Hope Educational Foundation International, Inc.
- Founded: 2004
- Founder: George Mansour Hoskins
- Type: Children and education organization
- Headquarters: Pompano Beach, Florida
- Region served: South Africa United States
- Key people: George Hoskins, President John McB. Hodgson, M.D., Chairman of the Board Emma Gebert, Program Director Magali Hoffiz, Operations Manager Karen Powell, Director of Finance
- Website: www.hopeeducation.org

= Hope Educational Foundation =

Hope Educational Foundation (HEF) aims to protect children by teaching them the knowledge, skills, and convictions that they will need to combat systemic threats like HIV/AIDS and intestinal worms. They serve in areas like Swaziland, South Africa, and Togo. In 2008, 27,431 children were fed through partnership with Food for Peace in Swaziland. In 2008, HEF was awarded a 5-year, $5 million PEPFAR Grant to implement the HIV prevention education program, iMatter in South Africa.
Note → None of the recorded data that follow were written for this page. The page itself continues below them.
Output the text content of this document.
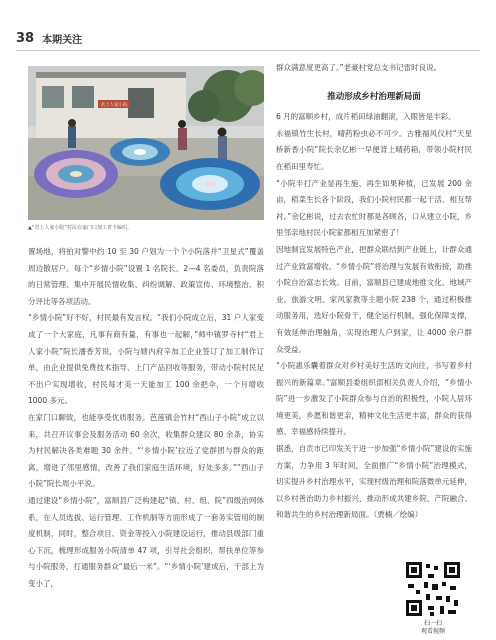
38 本期关注
君上人家小院
▲“君上人家小院”村民在家门口加工青卡编织。

置场地，将拍对警中约 10 至 30 户划为一个个小院落并“卫星式”覆盖周边散居户。每个“乡情小院”设置 1 名院长、2—4 名委员，负责院落的日常管理、集中开展民情收集、纠纷调解、政策宣传、环境整治、积分评比等各项活动。

“乡情小院”好不好，村民最有发言权。“我们小院成立后，31 户人家变成了一个大家庭，凡事有商有量，有事也一起解，”师中镇罗寺村“君上人家小院”院长潘香芳说，小院与辖内府辛加工企业签订了加工制作订单，由企业提供免费技术指导、上门产品回收等服务，带动小院村民足不出户实现增收，村民每才美一天能加工 100 余把伞，一个月增收 1000 多元。

在家门口聊致，也能享受优质服务。芭莲镇会竹村“西山子小院”成立以来，共召开议事会及服务活动 60 余次，收集群众建议 80 余条，协实为村民解决各类难题 30 余件。“‘乡情小院’拉近了党群团与群众的距离，增进了邻里感情，改善了我们家庭生活环境，好处多多。”“西山子小院”院长周小平说。

通过建设“乡情小院”，富顺县广泛构建起“镇、村、组、院”四级治网体系，在人员选拔、运行管理、工作机制等方面形成了一套务实管用的制度机制，同时，整合项目、资金等投入小院建设运行，推动县级部门重心下沉，梳理形成服务小院清单 47 项，引导社会组织，帮扶单位等参与小院服务，打通服务群众“最后一米”。“‘乡情小院’建成后，干部上为变小了，

群众满意度更高了。”老豪村党总支书记雷时良说。

推动形成乡村治理新局面

6 月的富顺乡村，成片稻田绿油翻滚，入眼皆是丰彩。

永福镇竹生长村，晴药粉虫必不可少。古雅福风仪村“天星桥新香小院”院长余亿彬一早便背上晴药箱，带领小院村民在稻田里寿忙。

“小院半打产业显再生施、再生如果种植，已发展 200 余亩，稻菜生长各个阶段，我们小院村民都一起干活、相互帮衬。”余亿彬说，过去农忙时都是各顾各，口从建立小院，乡里邻亲地村民小院家都相互加紧密了！

因地制宜发展特色产业，把群众联结到产业链上，计群众通过产业致富增收。“乡情小院”将治理与发展有效衔接，助推小院自治富志长效。目前，富顺县已建成地推文化、地域产业、旅游文明、家风家教等主题小院 238 个，通过积极推动服务用，选好小院骨干，健全运行机制，强化保障支撑，有效延伸治理触角，实现治理人户到家，让 4000 余户群众受益。

“小院惠乐囊着群众对乡村美好生活的文向往，书写着乡村振兴的新篇章。”富顺县委组织部相关负责人介绍，“乡情小院”进一步激发了小院群众参与自治的积极性，小院人居环境更美，乡愿和谐更亲，精神文化生活更丰富，群众的获得感、幸福感持续提升。

据悉，自贡市已印发关于进一步加强“乡情小院”建设的实施方案，力争用 3 年时间，全面推广“乡情小院”治理模式，切实提升乡村治理水平，实现村级治理和院落微单元延伸，以乡村善治助力乡村振兴，推动形成共建乡院、产院融合、和谐共生的乡村治理新局面。（贾楠／绘编）

扫一扫
观看视频
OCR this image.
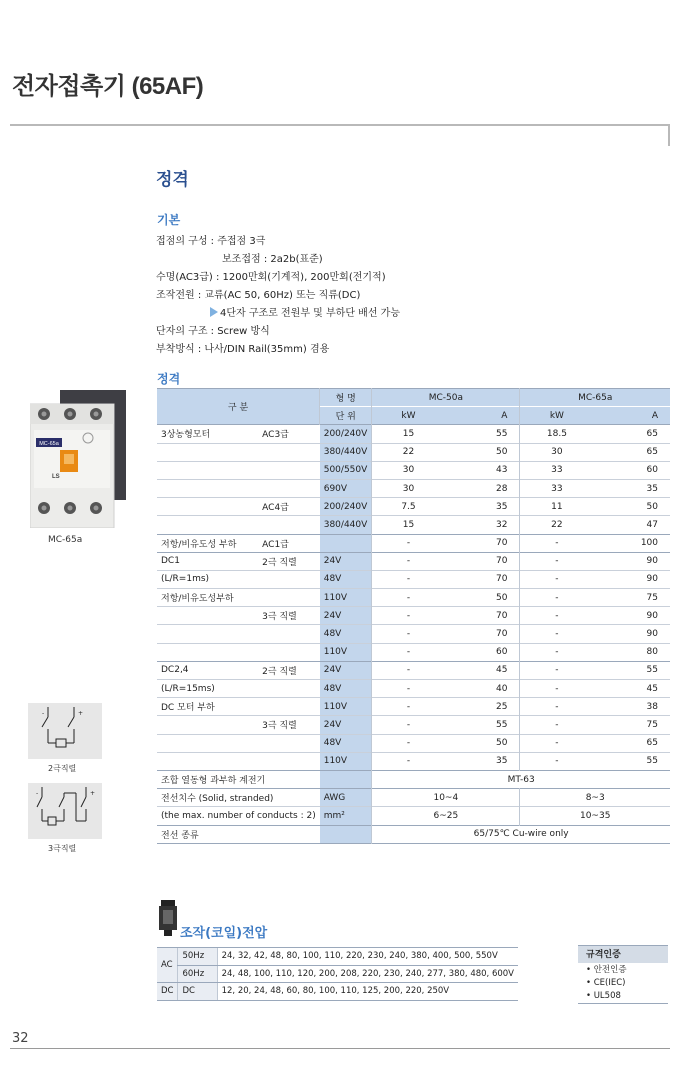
전자접촉기 (65AF)
정격
기본
접점의 구성 : 주접점 3극
보조접점 : 2a2b(표준)
수명(AC3급) : 1200만회(기계적), 200만회(전기적)
조작전원 : 교류(AC 50, 60Hz) 또는 직류(DC)
4단자 구조로 전원부 및 부하단 배선 가능
단자의 구조 : Screw 방식
부착방식 : 나사/DIN Rail(35mm) 겸용
정격
MC-65a
LS
MC-65a
구 분		형 명	MC-50a		MC-65a	
		단 위	kW	A	kW	A
3상농형모터	AC3급	200/240V	15	55	18.5	65
		380/440V	22	50	30	65
		500/550V	30	43	33	60
		690V	30	28	33	35
	AC4급	200/240V	7.5	35	11	50
		380/440V	15	32	22	47
저항/비유도성 부하	AC1급		-	70	-	100
DC1	2극 직렬	24V	-	70	-	90
(L/R=1ms)		48V	-	70	-	90
저항/비유도성부하		110V	-	50	-	75
	3극 직렬	24V	-	70	-	90
		48V	-	70	-	90
		110V	-	60	-	80
DC2,4	2극 직렬	24V	-	45	-	55
(L/R=15ms)		48V	-	40	-	45
DC 모터 부하		110V	-	25	-	38
	3극 직렬	24V	-	55	-	75
		48V	-	50	-	65
		110V	-	35	-	55
조합 열동형 과부하 계전기			MT-63			
전선치수 (Solid, stranded)		AWG	10~4		8~3	
(the max. number of conducts : 2)		mm²	6~25		10~35	
전선 종류			65/75℃ Cu-wire only			
-	+
2극직렬
-	+
3극직렬
조작(코일)전압
AC	50Hz	24, 32, 42, 48, 80, 100, 110, 220, 230, 240, 380, 400, 500, 550V
	60Hz	24, 48, 100, 110, 120, 200, 208, 220, 230, 240, 277, 380, 480, 600V
DC	DC	12, 20, 24, 48, 60, 80, 100, 110, 125, 200, 220, 250V
규격인증
• 안전인증
• CE(IEC)
• UL508
32
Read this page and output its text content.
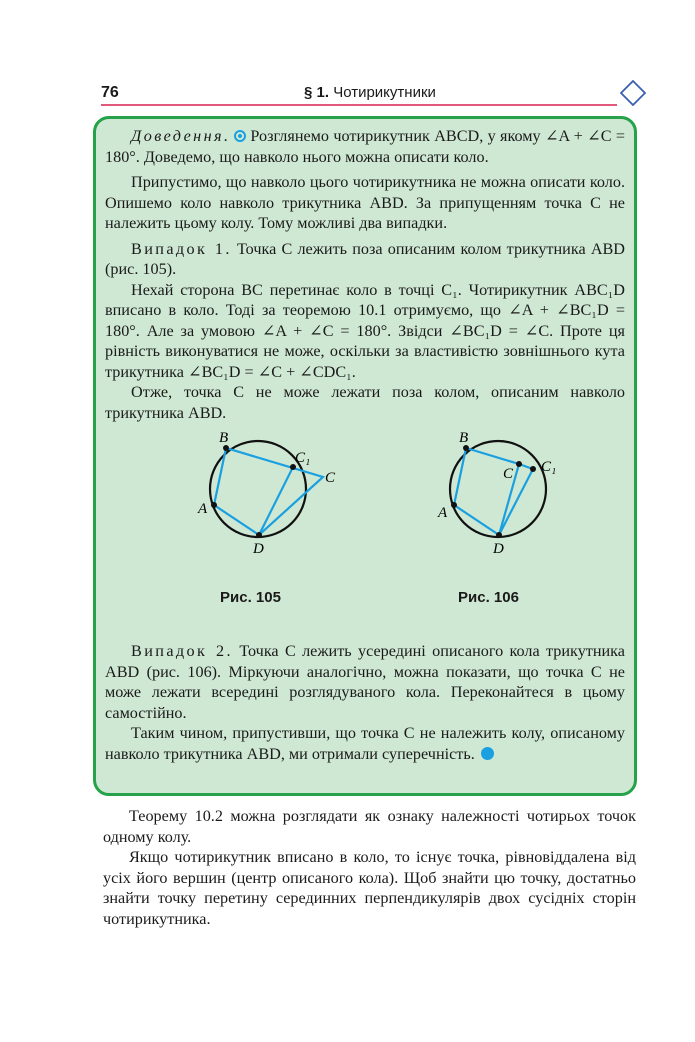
76	§ 1. Чотирикутники

Доведення. Розглянемо чотирикутник ABCD, у якому ∠A + ∠C = 180°. Доведемо, що навколо нього можна описати коло.

Припустимо, що навколо цього чотирикутника не можна описати коло. Опишемо коло навколо трикутника ABD. За припущенням точка C не належить цьому колу. Тому можливі два випадки.

Випадок 1. Точка C лежить поза описаним колом трикутника ABD (рис. 105).

Нехай сторона BC перетинає коло в точці C₁. Чотирикутник ABC₁D вписано в коло. Тоді за теоремою 10.1 отримуємо, що ∠A + ∠BC₁D = 180°. Але за умовою ∠A + ∠C = 180°. Звідси ∠BC₁D = ∠C. Проте ця рівність виконуватися не може, оскільки за властивістю зовнішнього кута трикутника ∠BC₁D = ∠C + ∠CDC₁.

Отже, точка C не може лежати поза колом, описаним навколо трикутника ABD.

B
C₁
C
A
D
Рис. 105
B
C C₁
A
D
Рис. 106

Випадок 2. Точка C лежить усередині описаного кола трикутника ABD (рис. 106). Міркуючи аналогічно, можна показати, що точка C не може лежати всередині розглядуваного кола. Переконайтеся в цьому самостійно.

Таким чином, припустивши, що точка C не належить колу, описаному навколо трикутника ABD, ми отримали суперечність.

Теорему 10.2 можна розглядати як ознаку належності чотирьох точок одному колу.

Якщо чотирикутник вписано в коло, то існує точка, рівновіддалена від усіх його вершин (центр описаного кола). Щоб знайти цю точку, достатньо знайти точку перетину серединних перпендикулярів двох сусідніх сторін чотирикутника.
Between 2008 and 2012, approximately 1.7 million children were reached with iMatter in South Africa. 21,442 South African public school teachers were trained with HIV prevention, education knowledge, and skills. In 2010, HEF was requested by Centers for Disease Control and Prevention to implement the Families Matter! Program pilot in South Africa They also just begun implementation of Project AIM, another CDC program designed to reduce HIV risk among youth ages 11 to 14. It indirectly targets HIV while directly targeting how youth conceptualize their futures.

HEF has developed a hygiene education curriculum called Hygiene Matters. The current edition is in French and was designed for use in francophone Africa, specifically based on validation performed in the Central African Republic.